Composite types versus lookup tables

I’ve been fluctuating between holding my data in database-style tables versus composite types. Things like joining in the DB version is very useful, but things tend to stay as floats and strings. Method dispatch and custom types are very useful in the composite type system. At the end I think it falls on if things have a one-to-one relationship or one/many-to-many: If everything is unique and has just one unique thing to be connected to, then a collection of such things would be best described as a composite type with two fields, one for each “thing”. If one thing can be related to multiple things then it seems like a DB table would be best.

Of course, nothing stoops me from mixing the two. It is however hard to know where to cut it, what should not be a composite type and instead be a DB-table entry, and what should be a composite type. I think I’m down the right track with the one-to-one versus one/many-to-many distinction “described” above, but I would love to hear what you have to say if any of this rambling sounds familiar…


Yes, this is a common design problem.

For data analysis, I try to start with a tables format (eg DataFrame) and work there unless there is a good reason to define structs. Good reasons include:

  1. ability to manage different representations with a single verb (ie multiple dispatch)
  2. unit testing of complex operations
  3. optimization/benchmarking

But as you said, you can freely mix the two. I usually define simple functions for the sole purpose of converting from one representation to another, to get the benefit of both worlds.

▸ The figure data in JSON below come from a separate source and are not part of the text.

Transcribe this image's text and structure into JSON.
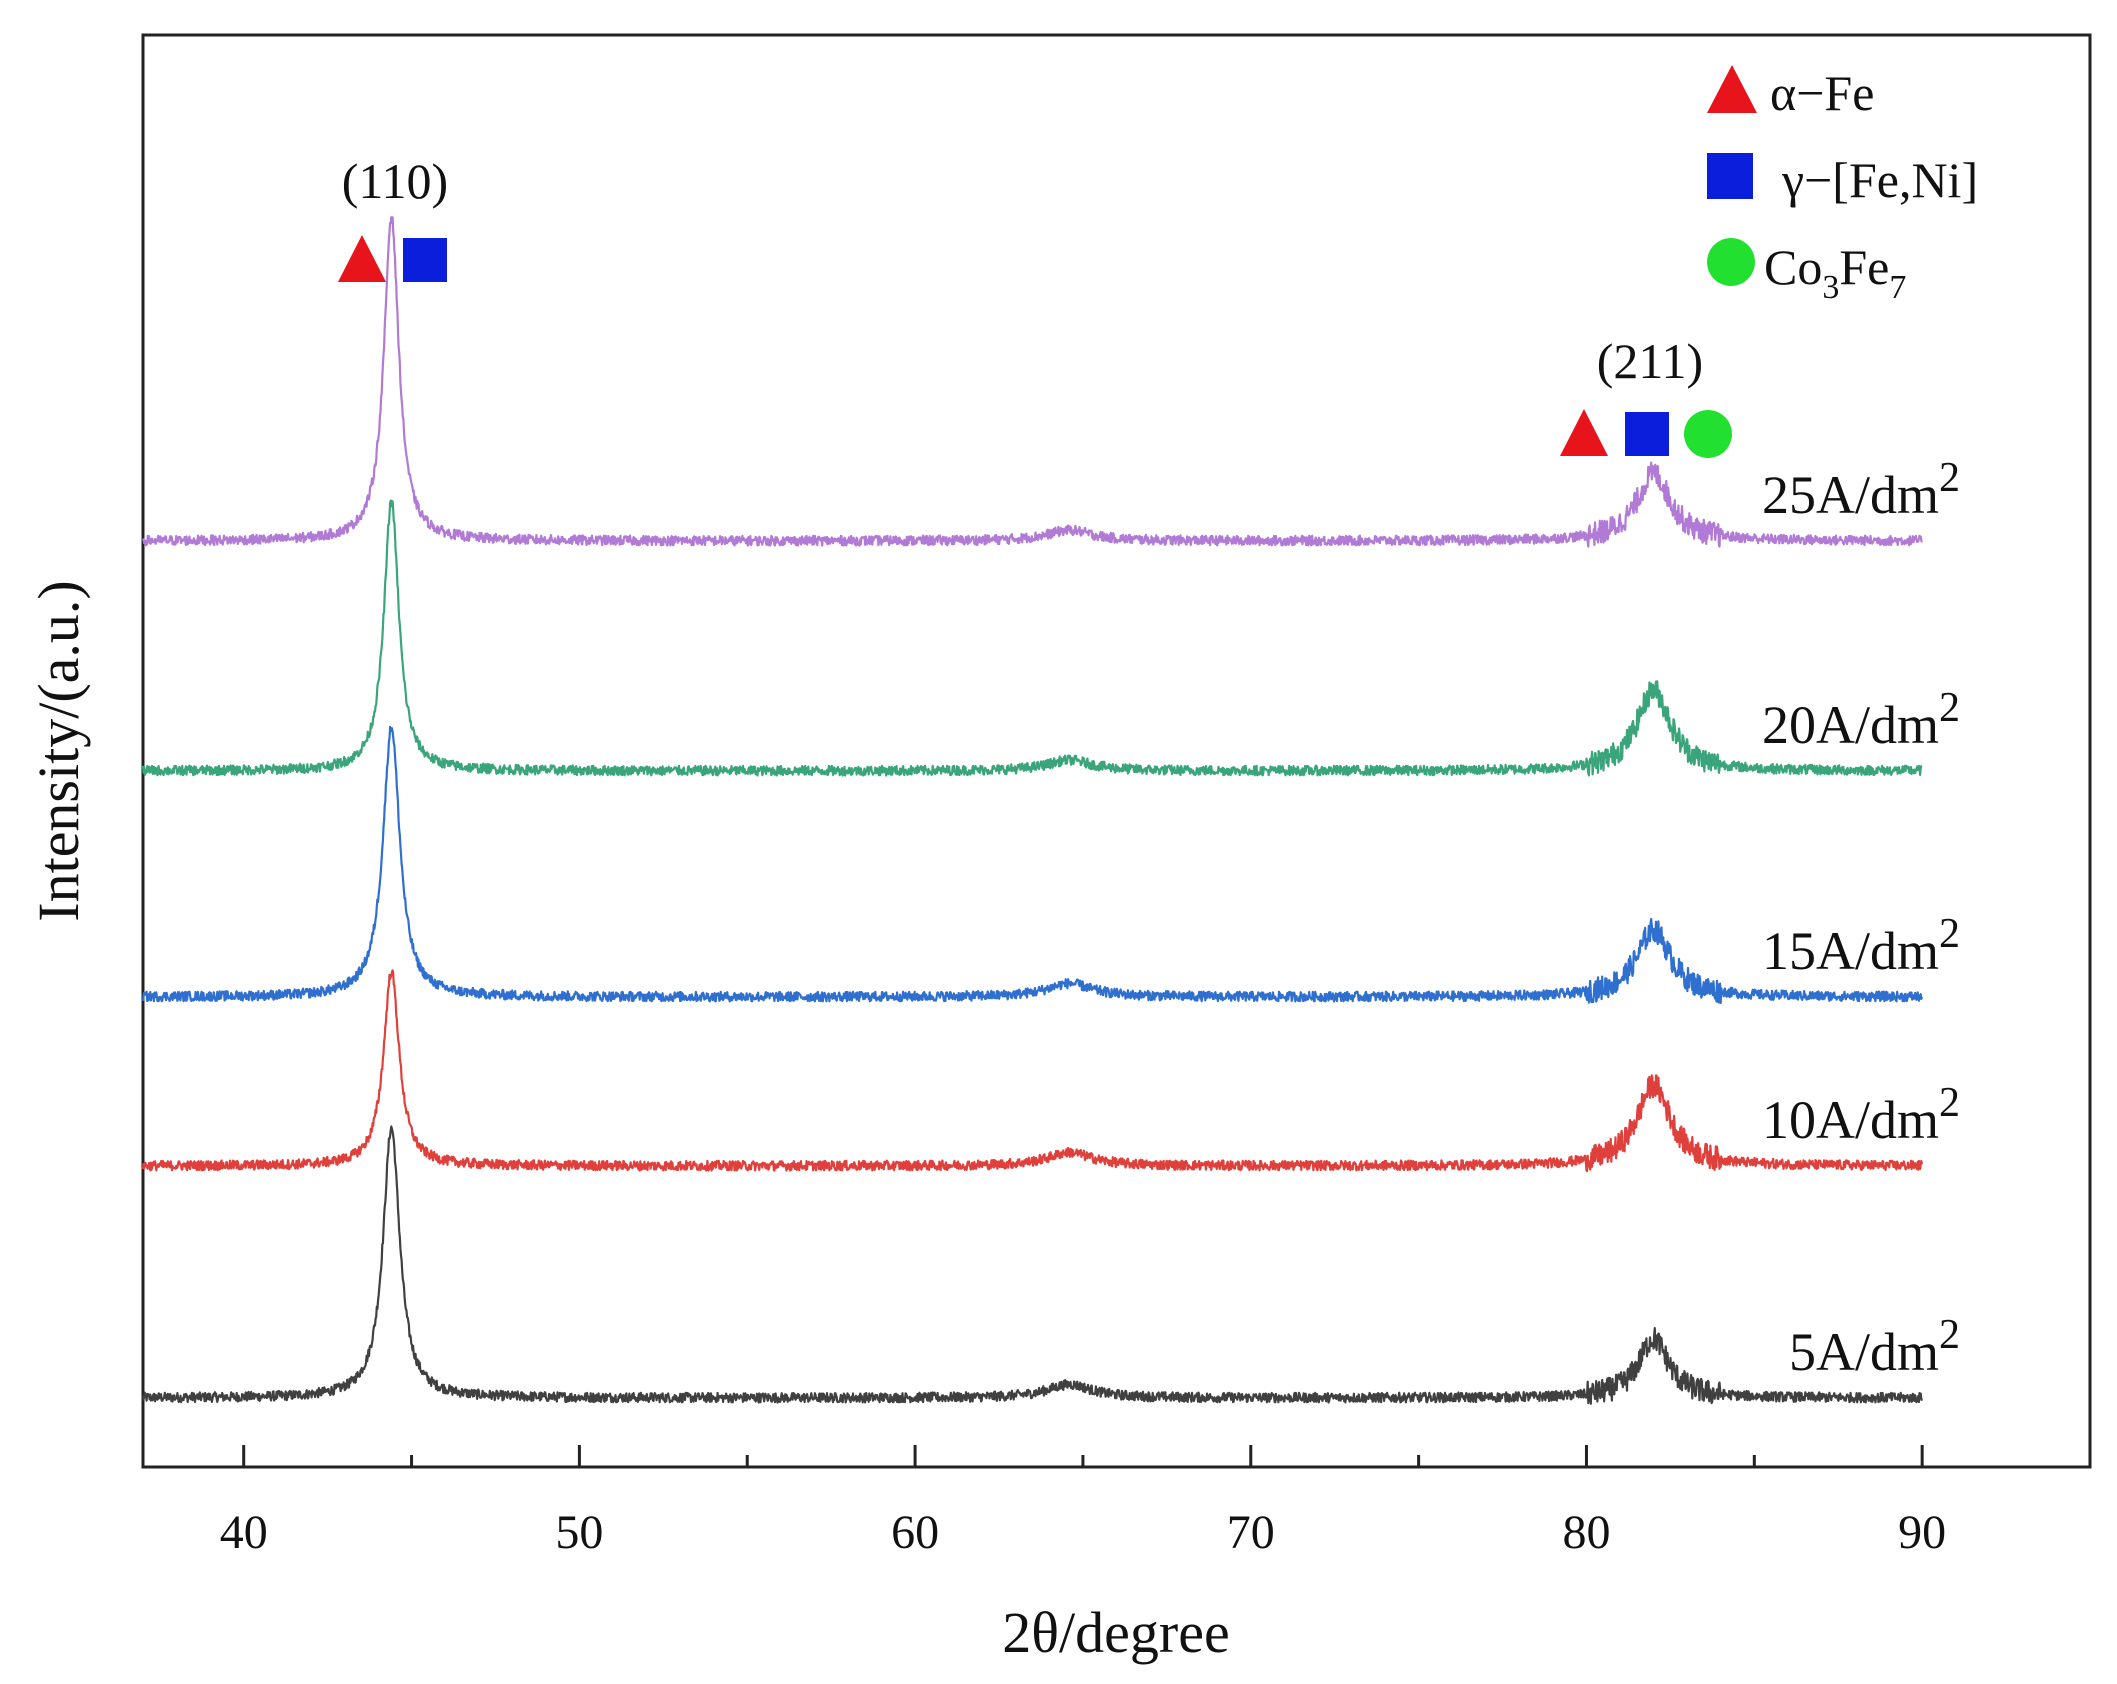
{
  "chart_data": {
    "type": "line",
    "title": "",
    "xlabel": "2θ/degree",
    "ylabel": "Intensity/(a.u.)",
    "xlim": [
      37,
      95
    ],
    "x_ticks": [
      "40",
      "50",
      "60",
      "70",
      "80",
      "90"
    ],
    "x_range": [
      37,
      90
    ],
    "peak_positions": [
      44.4,
      64.6,
      82.0
    ],
    "series": [
      {
        "name": "5A/dm2",
        "label": "5A/dm",
        "sup": "2",
        "color": "#404040",
        "offset": 0,
        "peaks": [
          {
            "x": 44.4,
            "h": 1.0,
            "w": 0.45
          },
          {
            "x": 64.6,
            "h": 0.05,
            "w": 1.2
          },
          {
            "x": 82.0,
            "h": 0.22,
            "w": 0.8
          }
        ]
      },
      {
        "name": "10A/dm2",
        "label": "10A/dm",
        "sup": "2",
        "color": "#e0403c",
        "offset": 1,
        "peaks": [
          {
            "x": 44.4,
            "h": 0.72,
            "w": 0.42
          },
          {
            "x": 64.6,
            "h": 0.05,
            "w": 1.2
          },
          {
            "x": 82.0,
            "h": 0.3,
            "w": 0.9
          }
        ]
      },
      {
        "name": "15A/dm2",
        "label": "15A/dm",
        "sup": "2",
        "color": "#2f6fd0",
        "offset": 2,
        "peaks": [
          {
            "x": 44.4,
            "h": 1.0,
            "w": 0.45
          },
          {
            "x": 64.6,
            "h": 0.05,
            "w": 1.2
          },
          {
            "x": 82.0,
            "h": 0.25,
            "w": 0.9
          }
        ]
      },
      {
        "name": "20A/dm2",
        "label": "20A/dm",
        "sup": "2",
        "color": "#3aa57a",
        "offset": 3,
        "peaks": [
          {
            "x": 44.4,
            "h": 1.0,
            "w": 0.4
          },
          {
            "x": 64.6,
            "h": 0.04,
            "w": 1.2
          },
          {
            "x": 82.0,
            "h": 0.3,
            "w": 0.9
          }
        ]
      },
      {
        "name": "25A/dm2",
        "label": "25A/dm",
        "sup": "2",
        "color": "#b07ad6",
        "offset": 4,
        "peaks": [
          {
            "x": 44.4,
            "h": 1.2,
            "w": 0.4
          },
          {
            "x": 64.6,
            "h": 0.04,
            "w": 1.2
          },
          {
            "x": 82.0,
            "h": 0.25,
            "w": 0.9
          }
        ]
      }
    ],
    "annotations": {
      "plane_110": "(110)",
      "plane_211": "(211)"
    },
    "legend": [
      {
        "marker": "triangle",
        "color": "#e8141c",
        "label": "α−Fe"
      },
      {
        "marker": "square",
        "color": "#0a1edc",
        "label": "γ−[Fe,Ni]"
      },
      {
        "marker": "circle",
        "color": "#22e030",
        "label": "Co",
        "sub1": "3",
        "label2": "Fe",
        "sub2": "7"
      }
    ],
    "legend_position": "top-right"
  }
}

May I ask why DataFrames? Can you easily join DataFrames? I find JuliaDB api really really convenient. I kinda wish we had their api without necessarily all the other stuff (parallel, online stats, etc)…

No particular reason against JuliaDB, I am just OK with DataFrames.

But how do you do a join though? The reason I’m asking is that it’s mostly the joins that I find ultra useful when working with the table representation. Where an entry from one table relates to multiple entries in another table, so joining those two tables results in a product that moves further down the analysis pipeline.

I’ll mention that one of the things that pushed me away from the table representation was the way the data entered the pipeline. If before the initial state of the data was .csv and auxiliary files, now it’s fed more manually. When it’s entered entry by entry like that, I find it more useful to have types – types that by definition have the correct structure and values.

Thanks btw for this conversation, it’s super useful to know I’m not crazy :slight_smile:

Personally, I typically combine DataFrames.jl with Query.jl which lets you join (alternative).

I have to start using Query…

Also DataFramesMeta has useful capabilities.